Our study adds the first mitochondrial COI sequences of Foraminifera to databases and thereby makes mitochondrial barcoding available for further studies on this highly important group of marine protists. We show that shotgun metagenomic sequencing of genetically understudied taxonomic groups is a promising approach for identifying and developing novel mitochondrial markers. The build-up of reference databases containing foraminiferal COI and other genes combined with morphological identification of species is a crucial next step.
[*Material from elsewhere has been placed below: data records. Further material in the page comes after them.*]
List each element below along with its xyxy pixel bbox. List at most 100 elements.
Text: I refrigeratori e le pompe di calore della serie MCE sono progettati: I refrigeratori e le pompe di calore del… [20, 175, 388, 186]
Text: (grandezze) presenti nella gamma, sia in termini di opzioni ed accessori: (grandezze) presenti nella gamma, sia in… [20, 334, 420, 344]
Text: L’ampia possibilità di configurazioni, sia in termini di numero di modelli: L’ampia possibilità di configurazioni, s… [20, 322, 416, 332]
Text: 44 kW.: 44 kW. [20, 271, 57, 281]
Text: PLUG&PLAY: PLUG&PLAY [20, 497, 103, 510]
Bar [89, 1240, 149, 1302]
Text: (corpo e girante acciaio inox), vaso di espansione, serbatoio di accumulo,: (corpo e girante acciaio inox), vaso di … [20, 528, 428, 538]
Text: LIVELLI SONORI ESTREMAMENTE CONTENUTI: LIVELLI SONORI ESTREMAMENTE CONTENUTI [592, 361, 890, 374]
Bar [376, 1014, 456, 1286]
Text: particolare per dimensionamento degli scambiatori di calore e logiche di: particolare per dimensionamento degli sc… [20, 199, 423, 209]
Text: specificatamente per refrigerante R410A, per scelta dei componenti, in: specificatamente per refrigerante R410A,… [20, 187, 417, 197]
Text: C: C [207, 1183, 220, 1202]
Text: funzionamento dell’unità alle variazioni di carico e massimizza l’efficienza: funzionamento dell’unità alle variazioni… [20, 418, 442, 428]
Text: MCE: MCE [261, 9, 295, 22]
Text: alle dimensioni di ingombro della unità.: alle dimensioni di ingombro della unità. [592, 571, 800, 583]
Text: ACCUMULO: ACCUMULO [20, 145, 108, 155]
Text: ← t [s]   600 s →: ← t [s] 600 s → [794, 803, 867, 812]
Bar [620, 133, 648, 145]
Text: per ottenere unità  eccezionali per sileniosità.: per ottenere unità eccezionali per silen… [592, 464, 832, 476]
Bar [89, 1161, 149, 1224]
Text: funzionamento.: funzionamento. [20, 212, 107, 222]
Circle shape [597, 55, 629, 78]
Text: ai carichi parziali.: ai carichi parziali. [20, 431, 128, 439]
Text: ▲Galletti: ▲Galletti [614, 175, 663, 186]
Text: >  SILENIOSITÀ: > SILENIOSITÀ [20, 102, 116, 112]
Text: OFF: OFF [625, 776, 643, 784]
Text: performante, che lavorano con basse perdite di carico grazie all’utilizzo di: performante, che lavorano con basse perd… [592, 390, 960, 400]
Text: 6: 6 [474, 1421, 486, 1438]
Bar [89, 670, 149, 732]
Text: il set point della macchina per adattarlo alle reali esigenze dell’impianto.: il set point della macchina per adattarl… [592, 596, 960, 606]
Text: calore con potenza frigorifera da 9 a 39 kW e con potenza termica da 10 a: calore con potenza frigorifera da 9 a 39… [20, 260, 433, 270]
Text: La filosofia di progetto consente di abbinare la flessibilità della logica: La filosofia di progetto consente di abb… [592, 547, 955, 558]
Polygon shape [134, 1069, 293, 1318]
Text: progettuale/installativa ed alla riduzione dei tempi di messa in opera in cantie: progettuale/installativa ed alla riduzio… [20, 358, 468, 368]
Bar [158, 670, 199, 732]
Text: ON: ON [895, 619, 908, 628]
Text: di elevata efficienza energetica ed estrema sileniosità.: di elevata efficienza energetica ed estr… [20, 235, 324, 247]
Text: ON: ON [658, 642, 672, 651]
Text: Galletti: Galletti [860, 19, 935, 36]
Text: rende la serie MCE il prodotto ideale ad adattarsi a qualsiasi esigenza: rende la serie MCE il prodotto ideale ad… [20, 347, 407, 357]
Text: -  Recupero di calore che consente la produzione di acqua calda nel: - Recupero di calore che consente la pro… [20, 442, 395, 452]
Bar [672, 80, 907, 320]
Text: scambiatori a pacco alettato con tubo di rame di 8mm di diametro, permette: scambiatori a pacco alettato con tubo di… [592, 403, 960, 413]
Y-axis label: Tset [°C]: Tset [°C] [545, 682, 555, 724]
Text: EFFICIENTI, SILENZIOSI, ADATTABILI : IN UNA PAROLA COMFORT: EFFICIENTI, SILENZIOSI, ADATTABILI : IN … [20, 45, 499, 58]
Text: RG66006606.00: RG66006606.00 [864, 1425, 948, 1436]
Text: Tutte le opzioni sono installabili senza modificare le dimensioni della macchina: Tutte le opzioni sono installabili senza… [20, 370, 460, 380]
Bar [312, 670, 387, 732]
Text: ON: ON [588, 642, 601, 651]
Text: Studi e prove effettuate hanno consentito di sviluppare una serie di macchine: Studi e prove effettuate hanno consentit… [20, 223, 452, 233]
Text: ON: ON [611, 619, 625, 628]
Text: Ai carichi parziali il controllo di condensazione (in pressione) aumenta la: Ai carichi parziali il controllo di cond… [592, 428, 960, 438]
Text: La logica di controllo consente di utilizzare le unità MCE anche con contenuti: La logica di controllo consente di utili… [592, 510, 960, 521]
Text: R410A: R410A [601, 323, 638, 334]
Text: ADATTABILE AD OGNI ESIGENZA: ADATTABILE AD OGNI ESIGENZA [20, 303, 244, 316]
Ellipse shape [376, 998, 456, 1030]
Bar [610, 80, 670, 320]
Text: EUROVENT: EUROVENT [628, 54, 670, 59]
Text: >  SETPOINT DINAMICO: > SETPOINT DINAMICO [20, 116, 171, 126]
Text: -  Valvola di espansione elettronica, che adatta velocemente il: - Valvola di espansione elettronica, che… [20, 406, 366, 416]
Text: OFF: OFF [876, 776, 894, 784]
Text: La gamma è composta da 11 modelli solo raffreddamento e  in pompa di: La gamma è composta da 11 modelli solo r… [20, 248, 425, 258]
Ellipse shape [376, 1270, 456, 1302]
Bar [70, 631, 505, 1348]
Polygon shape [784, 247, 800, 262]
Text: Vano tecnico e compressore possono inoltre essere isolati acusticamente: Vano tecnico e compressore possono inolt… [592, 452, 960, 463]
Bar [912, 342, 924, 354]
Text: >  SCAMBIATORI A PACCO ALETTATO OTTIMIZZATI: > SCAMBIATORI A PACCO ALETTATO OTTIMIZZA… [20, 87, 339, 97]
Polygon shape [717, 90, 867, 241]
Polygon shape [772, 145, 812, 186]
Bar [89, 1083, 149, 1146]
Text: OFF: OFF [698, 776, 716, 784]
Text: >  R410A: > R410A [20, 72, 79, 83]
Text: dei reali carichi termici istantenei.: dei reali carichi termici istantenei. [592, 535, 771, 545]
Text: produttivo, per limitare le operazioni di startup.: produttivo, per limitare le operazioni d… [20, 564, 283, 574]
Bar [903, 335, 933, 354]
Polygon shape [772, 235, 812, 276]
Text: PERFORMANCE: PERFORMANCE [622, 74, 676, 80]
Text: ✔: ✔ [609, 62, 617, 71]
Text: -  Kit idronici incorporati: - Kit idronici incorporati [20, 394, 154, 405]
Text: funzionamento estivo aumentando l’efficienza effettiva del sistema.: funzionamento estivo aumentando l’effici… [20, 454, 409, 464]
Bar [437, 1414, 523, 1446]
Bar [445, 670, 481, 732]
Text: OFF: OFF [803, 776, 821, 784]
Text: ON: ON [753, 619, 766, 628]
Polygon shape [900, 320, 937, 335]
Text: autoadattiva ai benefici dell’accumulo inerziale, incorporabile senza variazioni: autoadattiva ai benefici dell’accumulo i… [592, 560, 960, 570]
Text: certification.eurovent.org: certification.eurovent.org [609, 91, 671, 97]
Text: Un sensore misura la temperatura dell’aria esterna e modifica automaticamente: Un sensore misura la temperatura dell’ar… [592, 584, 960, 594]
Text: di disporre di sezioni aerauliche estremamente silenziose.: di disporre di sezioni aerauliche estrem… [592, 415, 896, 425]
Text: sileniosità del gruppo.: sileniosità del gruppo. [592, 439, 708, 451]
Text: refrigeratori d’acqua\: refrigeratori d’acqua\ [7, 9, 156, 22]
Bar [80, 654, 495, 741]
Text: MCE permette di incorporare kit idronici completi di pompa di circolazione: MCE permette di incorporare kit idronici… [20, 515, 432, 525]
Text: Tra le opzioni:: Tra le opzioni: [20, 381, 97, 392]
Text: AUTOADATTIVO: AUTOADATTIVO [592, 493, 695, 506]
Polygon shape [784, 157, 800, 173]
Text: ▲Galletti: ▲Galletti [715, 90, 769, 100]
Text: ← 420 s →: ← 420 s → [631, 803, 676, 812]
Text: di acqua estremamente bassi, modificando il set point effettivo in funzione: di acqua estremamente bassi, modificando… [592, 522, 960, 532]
Public sequence repositories containing 18 s rRNA of Foraminifera are available13,16, and adding more markers such as mitochondrial COI will allow adding Foraminifera to commonly used barcoding repositories like BOLD (Barcode of Life Database40) in addition to NCBI GenBank73. Future studies should broadly apply shotgun sequencing and molecular marker discovery to a wider set of rhizarian taxa in order to gain a better understanding of their mitochondrial diversity and evolution, and how these markers can be used to accelerate the identification of species in this highly important, yet understudied taxonomic groups.